London’s Fashion and Textile Museum is adorned with bright and beautiful fabrics that look as relevant today as they did when they were designed more than six decades ago.
Around 30 of Josef Frank’s textile patterns hang in the ground-floor gallery, allowing visitors to appreciate the Austrian’s extraordinary creativity and technical prowess. The dream-like scenes of bold, multicoloured flora and fauna are expertly executed in complicated repeat patterns.

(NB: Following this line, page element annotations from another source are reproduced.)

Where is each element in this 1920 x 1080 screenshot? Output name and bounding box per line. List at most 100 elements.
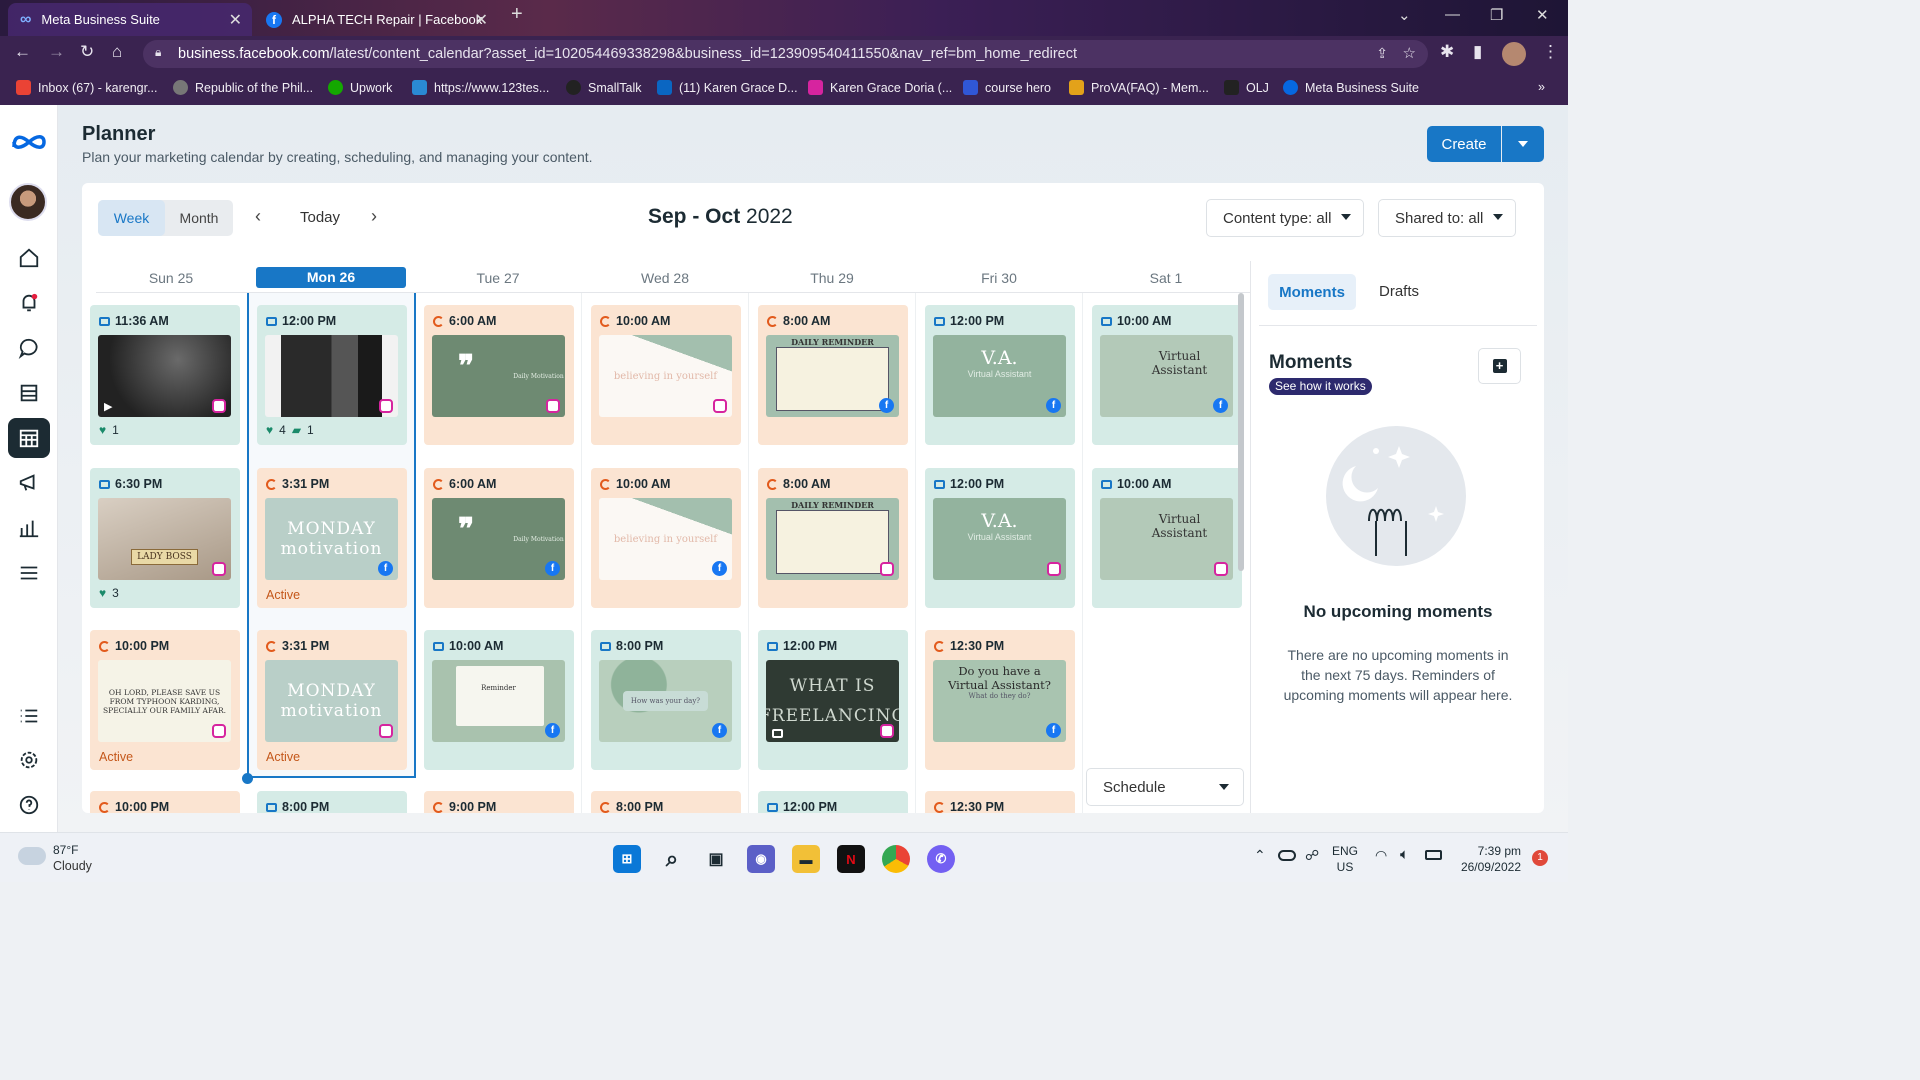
post-card[interactable]: 10:00 AM believing in yourself f (591, 468, 741, 608)
battery-icon[interactable] (1425, 850, 1442, 860)
post-card[interactable]: 6:00 AM ❞ Daily Motivation f (424, 468, 574, 608)
next-week-icon[interactable]: › (371, 206, 377, 227)
bookmark-item[interactable]: Meta Business Suite (1283, 80, 1419, 95)
close-tab-icon[interactable]: ✕ (229, 10, 242, 30)
post-card[interactable]: 11:36 AM ▶ ♥ 1 (90, 305, 240, 445)
task-view-icon[interactable]: ▣ (702, 845, 730, 873)
tab-meta-business-suite[interactable]: ∞ Meta Business Suite ✕ (8, 3, 252, 36)
post-card[interactable]: 8:00 AM DAILY REMINDER f (758, 305, 908, 445)
minimize-icon[interactable]: — (1445, 6, 1460, 23)
insights-icon[interactable] (14, 513, 44, 543)
list-icon[interactable] (14, 701, 44, 731)
bookmark-item[interactable]: OLJ (1224, 80, 1269, 95)
bookmark-item[interactable]: Inbox (67) - karengr... (16, 80, 158, 95)
tab-drafts[interactable]: Drafts (1379, 283, 1419, 300)
close-tab-icon[interactable]: ✕ (475, 10, 488, 30)
post-card[interactable]: 12:30 PM Do you have a Virtual Assistant… (925, 630, 1075, 770)
post-card[interactable]: 12:00 PM V.A. Virtual Assistant (925, 468, 1075, 608)
today-button[interactable]: Today (300, 209, 340, 226)
profile-avatar[interactable] (1502, 42, 1526, 66)
teams-chat-icon[interactable]: ◉ (747, 845, 775, 873)
ads-icon[interactable] (14, 468, 44, 498)
bookmark-item[interactable]: SmallTalk (566, 80, 642, 95)
settings-gear-icon[interactable] (14, 745, 44, 775)
bookmark-item[interactable]: Upwork (328, 80, 392, 95)
post-card[interactable]: 10:00 AM Virtual Assistant f (1092, 305, 1242, 445)
bookmark-item[interactable]: course hero (963, 80, 1051, 95)
add-moment-button[interactable]: + (1478, 348, 1521, 384)
shared-to-filter[interactable]: Shared to: all (1378, 199, 1516, 237)
sidepanel-icon[interactable]: ▮ (1473, 42, 1482, 62)
notification-badge[interactable]: 1 (1532, 850, 1548, 866)
tab-alpha-tech[interactable]: f ALPHA TECH Repair | Facebook ✕ (254, 3, 498, 36)
new-tab-icon[interactable]: + (511, 3, 523, 26)
post-card[interactable]: 9:00 PM (424, 791, 574, 813)
menu-kebab-icon[interactable]: ⋮ (1542, 42, 1559, 62)
post-card[interactable]: 10:00 PM (90, 791, 240, 813)
weather-condition[interactable]: Cloudy (53, 859, 92, 873)
wifi-icon[interactable]: ◠ (1375, 847, 1387, 864)
post-card[interactable]: 8:00 PM (591, 791, 741, 813)
see-how-it-works-link[interactable]: See how it works (1269, 378, 1372, 395)
week-view-button[interactable]: Week (98, 200, 165, 236)
inbox-icon[interactable] (14, 333, 44, 363)
content-icon[interactable] (14, 378, 44, 408)
post-card[interactable]: 10:00 AM Reminder f (424, 630, 574, 770)
network-icon[interactable]: ☍ (1305, 847, 1319, 864)
extensions-icon[interactable]: ✱ (1440, 42, 1454, 62)
post-card[interactable]: 10:00 PM OH LORD, PLEASE SAVE US FROM TY… (90, 630, 240, 770)
post-card[interactable]: 10:00 AM Virtual Assistant (1092, 468, 1242, 608)
meta-logo-icon[interactable] (11, 127, 47, 157)
clock[interactable]: 7:39 pm 26/09/2022 (1456, 843, 1521, 875)
file-explorer-icon[interactable]: ▬ (792, 845, 820, 873)
maximize-icon[interactable]: ❐ (1490, 6, 1503, 24)
reload-icon[interactable]: ↻ (80, 42, 94, 62)
bookmark-item[interactable]: ProVA(FAQ) - Mem... (1069, 80, 1209, 95)
month-view-button[interactable]: Month (165, 200, 233, 236)
chrome-icon[interactable] (882, 845, 910, 873)
home-icon[interactable] (14, 243, 44, 273)
viber-icon[interactable]: ✆ (927, 845, 955, 873)
tab-search-icon[interactable]: ⌄ (1398, 6, 1411, 24)
post-card[interactable]: 8:00 AM DAILY REMINDER (758, 468, 908, 608)
bookmark-item[interactable]: (11) Karen Grace D... (657, 80, 798, 95)
page-avatar[interactable] (9, 183, 47, 221)
post-card[interactable]: 12:00 PM (758, 791, 908, 813)
post-card[interactable]: 3:31 PM MONDAY motivation Active (257, 630, 407, 770)
forward-icon[interactable]: → (48, 42, 65, 62)
bookmark-item[interactable]: https://www.123tes... (412, 80, 549, 95)
back-icon[interactable]: ← (14, 42, 31, 62)
grid-scrollbar[interactable] (1238, 293, 1244, 571)
onedrive-icon[interactable] (1278, 850, 1296, 861)
create-dropdown-button[interactable] (1502, 126, 1544, 162)
post-card[interactable]: 12:30 PM (925, 791, 1075, 813)
bookmark-item[interactable]: Republic of the Phil... (173, 80, 313, 95)
notifications-icon[interactable] (14, 288, 44, 318)
post-card[interactable]: 12:00 PM WHAT IS FREELANCING (758, 630, 908, 770)
planner-icon[interactable] (8, 418, 50, 458)
volume-icon[interactable]: 🔈︎ (1400, 846, 1409, 863)
post-card[interactable]: 8:00 PM How was your day? f (591, 630, 741, 770)
schedule-dropdown[interactable]: Schedule (1086, 768, 1244, 806)
content-type-filter[interactable]: Content type: all (1206, 199, 1364, 237)
post-card[interactable]: 8:00 PM (257, 791, 407, 813)
create-button[interactable]: Create (1427, 126, 1501, 162)
windows-start-icon[interactable]: ⊞ (613, 845, 641, 873)
previous-week-icon[interactable]: ‹ (255, 206, 261, 227)
share-icon[interactable]: ⇪ (1376, 45, 1388, 62)
home-icon[interactable]: ⌂ (112, 42, 122, 62)
language-indicator[interactable]: ENG US (1332, 843, 1358, 875)
all-tools-icon[interactable] (14, 558, 44, 588)
post-card[interactable]: 3:31 PM MONDAY motivation f Active (257, 468, 407, 608)
post-card[interactable]: 6:30 PM LADY BOSS ♥ 3 (90, 468, 240, 608)
bookmark-star-icon[interactable]: ☆ (1403, 44, 1416, 62)
tab-moments[interactable]: Moments (1268, 274, 1356, 310)
post-card[interactable]: 10:00 AM believing in yourself (591, 305, 741, 445)
bookmark-item[interactable]: Karen Grace Doria (... (808, 80, 952, 95)
close-window-icon[interactable]: ✕ (1536, 6, 1549, 24)
post-card[interactable]: 6:00 AM ❞ Daily Motivation (424, 305, 574, 445)
url-field[interactable]: 🔒︎ business.facebook.com/latest/content_… (143, 40, 1428, 68)
help-icon[interactable] (14, 790, 44, 820)
search-icon[interactable]: ⌕ (658, 845, 686, 873)
post-card[interactable]: 12:00 PM ♥ 4 ▰ 1 (257, 305, 407, 445)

Dixieland, by Josef Frank, for Svenskt Tenn
Frank – who was born in Austria in 1885 and worked in Sweden, then in New York – wore as many hats as he had addresses. He started out as an architect, and that is still what he is best known for in Austria. But with his move to Stockholm in 1933, his colourful take on modernism took off in the form of prints, glassware, metalwork and interior design. His energy found an outlet through his collaboration with the Swedish retailer Svenskt Tenn, where as chief designer he created 160 prints as well as furniture and tableware.
Dennis Nothdruft, curator at the Fashion and Textile Museum, admits that initially, ‘there may have been some skepticism’, in straightlaced 1930s Sweden, concerning the outlandish vibrancy of Frank’s imagery, ‘but it helped shape Swedish design’.
Italian Dinner, by Josef Frank, for Svenskt Tenn
A key part of ‘Josef Frank: Patterns-Furniture-Painting’ are his ‘classics’ including those influenced by his time in the US, Dixieland and Manhattan. ‘Tulips’ is ubiquitous in Sweden, while Nothdruft’s favourite is ‘Italian Dinner’ (above) – a large-scale depiction of sumptuous foodstuffs.
For his interiors projects, like the famous house in the grounds of Stockholm’s Millesgården that he designed with Estrid Ericson, Frank believed in white walls and coloured fabrics. A room set on the museum’s ground floor displays his belief that you should mix eight different patterns to create a calm, peaceful environment.
The designs of Frank, who died in 1967, are being kept alive and available by Svenskt Tenn. Meanwhile his influence continues to be felt in two other Nordic design powerhouses, Marimekko and IKEA.